Lab 3: The multiple testing problem

STAT 494: Statistical Genetics

Published

February 13, 2025

Goals

Implement the Bonferroni and simulation-based multiple testing correction approaches
Use simulation studies to assess the family-wise error rate of a specified significance threshold and to compare these two multiple testing correction approaches
Explore the concept of linkage disequilibrium and how it affects the multiple testing problem

Getting Started

Access the source code for this document (click the </> Code button above)
Copy-paste into a new QMD
Add your name as the author in the YAML header, above
Install the NatParksPalettes package (for fun color palettes inspired by pictures of US and Canadian National Parks – read more here):

install.packages('NatParksPalettes')

Load the packages that we’ll need today:

library(tidyverse)
library(broom)
library(snpStats)
library(NatParksPalettes)

Exercises

Part 1: Independent Tests

To begin, let’s explore the problem of conducting multiple independent hypothesis tests. In the context of genetic data, this might look like testing SNPs that are far away from each other and are thus inherited independently.

a) Data setup

To start, let’s generate a small dataset with 165 rows (i.e., 165 people) and 83 columns (i.e., 83 SNPs). (The reasons for these numbers will become apparent later.) For now, we’ll assume that all of these SNPs have the same minor allele frequency of 10% and we’ll generate each of these SNPs independently from the others. We’ll use similar code to generate these data as we did in Lab 1.

Run the code chunk below.

# function to simulate one genetic variant
sim_one_variant <- function(n_ppl, MAF){
  snp <- rbinom(n = n_ppl, size = 2, p = MAF)
  return(snp)
}

# replicate 83 times to create 83 independent SNPs
# use a sample size of 165 and MAF of 10%
# set seed so we all get the same results
set.seed(494)
snps <- replicate(83, sim_one_variant(n_ppl = 165, MAF = 0.1))

Take a minute to explore the snps object and confirm it looks like what you were expecting: calculate the dimensions, type View(snps) in the Console to open the data in a new window, calculate the correlation between each pair of SNPs, etc. Pause and discuss.

# your code here

b) What’s wrong with 0.05?

Suppose we want to conduct a “genome-wide” association study, using marginal regression to separately test the association between each of these 83 SNPs and a trait. Before we work on determining which significance threshold we should use in this setting, let’s explore what happens when we use the “traditional” p-value threshold of 0.05.

Consider the scenario where the null hypothesis is universally true: none of the 83 SNPs are associated with our trait. If we use a p-value threshold of 0.05, how often will we incorrectly state that at least one of these SNPs is associated with the trait (even though we know, in reality, that’s not true)?

To investigate this question, let’s start by simulating a quantitative trait under the null hypothesis, that is, a trait that does not depend on any of the SNPs. Run this code chunk.

set.seed(494) 
y <- rnorm(n = 165, mean = 0, sd = 1) # simulate Y from a standard normal distribution

Next, implement GWAS to investigate the association between each SNP and the simulated null trait. Run this code chunk.

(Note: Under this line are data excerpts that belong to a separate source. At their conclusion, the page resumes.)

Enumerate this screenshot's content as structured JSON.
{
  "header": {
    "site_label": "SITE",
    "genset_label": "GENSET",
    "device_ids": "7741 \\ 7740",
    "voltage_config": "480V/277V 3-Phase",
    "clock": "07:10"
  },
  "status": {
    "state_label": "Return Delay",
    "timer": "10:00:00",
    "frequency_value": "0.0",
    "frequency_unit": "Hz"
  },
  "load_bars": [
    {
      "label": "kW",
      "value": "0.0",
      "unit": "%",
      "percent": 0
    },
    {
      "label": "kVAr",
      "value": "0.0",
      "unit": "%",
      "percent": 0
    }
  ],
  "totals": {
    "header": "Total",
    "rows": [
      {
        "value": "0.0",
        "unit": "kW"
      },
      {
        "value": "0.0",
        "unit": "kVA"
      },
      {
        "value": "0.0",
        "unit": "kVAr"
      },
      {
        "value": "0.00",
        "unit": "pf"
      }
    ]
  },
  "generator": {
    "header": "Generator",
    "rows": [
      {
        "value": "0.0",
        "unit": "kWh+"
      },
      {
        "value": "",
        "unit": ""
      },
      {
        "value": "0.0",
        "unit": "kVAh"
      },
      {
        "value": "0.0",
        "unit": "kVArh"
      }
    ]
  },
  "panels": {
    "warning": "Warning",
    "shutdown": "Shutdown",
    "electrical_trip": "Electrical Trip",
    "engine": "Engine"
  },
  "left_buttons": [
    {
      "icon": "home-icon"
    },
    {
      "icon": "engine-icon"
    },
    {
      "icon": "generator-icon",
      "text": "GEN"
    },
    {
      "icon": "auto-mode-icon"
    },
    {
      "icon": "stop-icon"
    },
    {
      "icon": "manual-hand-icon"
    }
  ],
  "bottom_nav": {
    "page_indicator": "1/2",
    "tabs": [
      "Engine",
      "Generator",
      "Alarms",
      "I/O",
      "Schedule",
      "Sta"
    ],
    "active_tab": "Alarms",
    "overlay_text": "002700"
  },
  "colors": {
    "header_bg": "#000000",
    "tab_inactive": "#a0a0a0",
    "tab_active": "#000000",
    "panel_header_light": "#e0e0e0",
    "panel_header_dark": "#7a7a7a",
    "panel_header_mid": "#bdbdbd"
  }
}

# set up empty vector to store p-values
pvals <- c()

# loop through each of the 83 SNPs
for(i in 1:83){
  mod <- lm(y ~ snps[,i]) # fit model looking at SNP i
  pvals[i] <- tidy(mod)$p.value[2] # record p-value
}

Look at the p-values that we got. Are any of them below 0.05? How many of them “should” be below 0.05? Pause and discuss.

# your code here

Maybe we just got “unlucky” in our first simulation replicate. Let’s repeat this process many times and see how often we end up with at least one p-value being below 0.05. Let’s wrap our code, above, into a function called do_one_sim to help us do this. Run this code chunk.

# create a custom function that puts all steps above into one function
do_one_sim <- function(){
  # simulate null trait
  y <- rnorm(n = 165, mean = 0, sd = 1)
  # implement GWAS
  pvals <- c()
  for(i in 1:83){
    mod <- lm(y ~ snps[,i])
    pvals[i] <- tidy(mod)$p.value[2]
  }
  # check if any pvals are < 0.05
  any(pvals < 0.05)
}

# try it once to confirm we get the same thing as above
set.seed(494)
do_one_sim()

[1] TRUE

Now, we can use the replicate function to run do_one_sim 500 times. Run this code chunk.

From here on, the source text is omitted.